There is another aspect of this case which caused the trial court to err in the application of the doctrine of collateral estoppel. This doctrine, which is also identified as issue preclusion, generally provides that issues which have actually been decided against a party in a prior action may be relied upon by an opponent in a subsequent case, although the opponent was not a party in the prior action. However, the foregoing generalization is subject to qualification. To determine whether it is appropriate to apply collateral estoppel, necessitates three further inquires: First, whether the issues presented in the current litigation are in substance the same as resolved in the prior litigation; second, whether the controlling facts or legal principles have changed significantly since the prior judgment; third, whether other special circumstances warrant an exception to the normal rules of preclusion.
Richards v. Hodson, 26 Utah 2d 113, 485 P.2d 1044 (1971).
Montana v.

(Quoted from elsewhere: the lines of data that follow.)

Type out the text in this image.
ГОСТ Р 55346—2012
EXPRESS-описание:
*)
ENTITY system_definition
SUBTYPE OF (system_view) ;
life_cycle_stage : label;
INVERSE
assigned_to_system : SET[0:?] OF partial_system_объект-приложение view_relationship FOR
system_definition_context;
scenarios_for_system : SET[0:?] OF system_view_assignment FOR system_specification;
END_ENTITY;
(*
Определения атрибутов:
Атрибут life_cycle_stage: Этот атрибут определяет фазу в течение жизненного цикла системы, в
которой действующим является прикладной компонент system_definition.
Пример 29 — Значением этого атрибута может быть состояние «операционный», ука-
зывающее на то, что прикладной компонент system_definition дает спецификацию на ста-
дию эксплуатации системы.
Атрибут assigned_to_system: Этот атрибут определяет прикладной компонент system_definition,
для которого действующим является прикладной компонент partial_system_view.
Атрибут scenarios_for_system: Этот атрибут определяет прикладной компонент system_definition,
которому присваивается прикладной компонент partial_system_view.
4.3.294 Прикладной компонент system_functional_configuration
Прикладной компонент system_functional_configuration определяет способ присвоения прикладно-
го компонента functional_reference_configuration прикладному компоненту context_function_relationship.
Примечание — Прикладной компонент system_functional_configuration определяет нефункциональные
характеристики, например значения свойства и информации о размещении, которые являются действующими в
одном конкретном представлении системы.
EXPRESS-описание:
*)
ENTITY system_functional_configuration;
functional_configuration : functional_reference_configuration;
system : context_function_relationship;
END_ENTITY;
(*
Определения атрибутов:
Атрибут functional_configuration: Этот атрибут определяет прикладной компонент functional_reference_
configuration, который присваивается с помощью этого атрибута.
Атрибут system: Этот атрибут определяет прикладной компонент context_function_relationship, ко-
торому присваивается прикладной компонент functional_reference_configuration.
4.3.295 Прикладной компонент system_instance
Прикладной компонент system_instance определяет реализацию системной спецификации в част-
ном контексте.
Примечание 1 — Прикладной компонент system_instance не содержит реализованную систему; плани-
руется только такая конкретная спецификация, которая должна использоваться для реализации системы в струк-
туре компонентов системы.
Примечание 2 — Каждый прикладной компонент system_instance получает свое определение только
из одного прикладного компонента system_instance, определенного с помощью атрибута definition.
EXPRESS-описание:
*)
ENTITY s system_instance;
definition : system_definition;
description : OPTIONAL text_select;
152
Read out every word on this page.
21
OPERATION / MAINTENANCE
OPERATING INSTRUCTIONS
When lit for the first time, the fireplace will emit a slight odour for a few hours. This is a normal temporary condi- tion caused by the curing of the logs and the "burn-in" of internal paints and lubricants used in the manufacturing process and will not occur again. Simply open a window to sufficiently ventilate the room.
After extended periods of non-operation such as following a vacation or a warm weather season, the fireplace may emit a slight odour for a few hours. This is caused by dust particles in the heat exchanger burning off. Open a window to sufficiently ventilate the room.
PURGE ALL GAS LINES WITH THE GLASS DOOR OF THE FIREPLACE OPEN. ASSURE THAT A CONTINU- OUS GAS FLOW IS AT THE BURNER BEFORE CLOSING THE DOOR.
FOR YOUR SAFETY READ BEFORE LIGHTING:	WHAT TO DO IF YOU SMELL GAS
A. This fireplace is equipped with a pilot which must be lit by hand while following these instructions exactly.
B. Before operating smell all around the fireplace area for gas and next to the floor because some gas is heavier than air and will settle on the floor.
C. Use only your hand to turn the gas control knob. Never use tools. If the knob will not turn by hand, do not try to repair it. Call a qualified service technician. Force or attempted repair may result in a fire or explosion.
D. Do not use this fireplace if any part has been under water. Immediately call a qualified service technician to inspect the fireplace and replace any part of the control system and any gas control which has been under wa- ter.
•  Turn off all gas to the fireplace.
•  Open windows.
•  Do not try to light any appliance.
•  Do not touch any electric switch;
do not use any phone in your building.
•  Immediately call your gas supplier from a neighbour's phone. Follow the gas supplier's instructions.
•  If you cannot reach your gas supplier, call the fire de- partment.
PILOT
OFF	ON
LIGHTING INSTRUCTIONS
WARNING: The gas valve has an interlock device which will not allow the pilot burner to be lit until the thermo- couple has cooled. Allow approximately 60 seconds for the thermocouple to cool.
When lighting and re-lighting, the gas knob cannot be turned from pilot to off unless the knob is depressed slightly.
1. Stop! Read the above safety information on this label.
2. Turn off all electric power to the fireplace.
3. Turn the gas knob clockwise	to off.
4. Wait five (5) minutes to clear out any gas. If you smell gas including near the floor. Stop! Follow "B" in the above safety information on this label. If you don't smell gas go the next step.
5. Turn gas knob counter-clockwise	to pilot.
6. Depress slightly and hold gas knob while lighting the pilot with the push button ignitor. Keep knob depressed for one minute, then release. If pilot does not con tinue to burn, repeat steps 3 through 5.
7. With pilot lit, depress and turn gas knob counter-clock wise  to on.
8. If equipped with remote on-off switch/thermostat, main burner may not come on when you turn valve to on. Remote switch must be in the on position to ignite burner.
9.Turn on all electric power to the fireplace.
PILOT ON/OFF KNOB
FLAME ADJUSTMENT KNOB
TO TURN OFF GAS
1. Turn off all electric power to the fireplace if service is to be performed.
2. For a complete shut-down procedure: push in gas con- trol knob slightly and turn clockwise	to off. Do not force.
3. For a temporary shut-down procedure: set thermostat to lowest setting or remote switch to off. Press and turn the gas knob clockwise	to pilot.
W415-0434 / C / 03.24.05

United States, ___ U.S. ___, 99 S.Ct. 970, 59 L.Ed.2d 210, 218 (1979).
As previously stated in this opinion, the issue in substance in the prior federal litigation involved federal tax law doctrine concerning disregard of the corporate fiction for purpose of the Internal Revenue Code. In contrast, in the current action, the issue involves the equitable alter ego doctrine. This doctrine by its very nature constitutes a special circumstances situation, which creates an exception to the normal rules of preclusion. This exception is illustrated in Cooperman v. California Unemployment Insurance Appeals Board, wherein the court stated:
49 Cal.App.3d 1, 122 Cal.Rptr. 127, 132 (1975).
The fact that a corporate entity has been disregarded for some purposes in an action does not mean that it will be disregarded for all purposes. [Citation] Thus, in the present case, the determination that the corporation and Cooperman were one and the same for purposes of unemployment compensation does not mean that Cooperman will necessarily be held personally liable for a tort or contract action brought against his corporation. [Citations]
This Court has reiterated that it is the particular circumstances of the case that determine whether the application of the alter ego doctrine is appropriate.
. . . Before the acts and obligations of a corporation may be recognized as those of a particular person under the alter ego doctrine, it must be shown that adherence to the corporate entity under the particular circumstances would sanction a fraud or promote injustice. [Emphasis supplied.]
Grover v. Garn, 23 Utah 2d 441, 448, 464 P.2d 598, 603 (1970); also see Shaw v. Bailey-McCune Company, 11 Utah 2d 93, 355 P.2d 321 (1960); Centurian Corporation v. Fiberchem, Inc., Utah, 562 P.2d 1252 (1977); Chatterley v. Omnico, Inc., 26 Utah 2d 88, 485 P.2d 667 (1971).
The trial court erred in applying the doctrine of collateral estoppel in this action.
WILKINS, HALL and STEWART, JJ., concur.
CROCKETT, C.J., does not participate herein.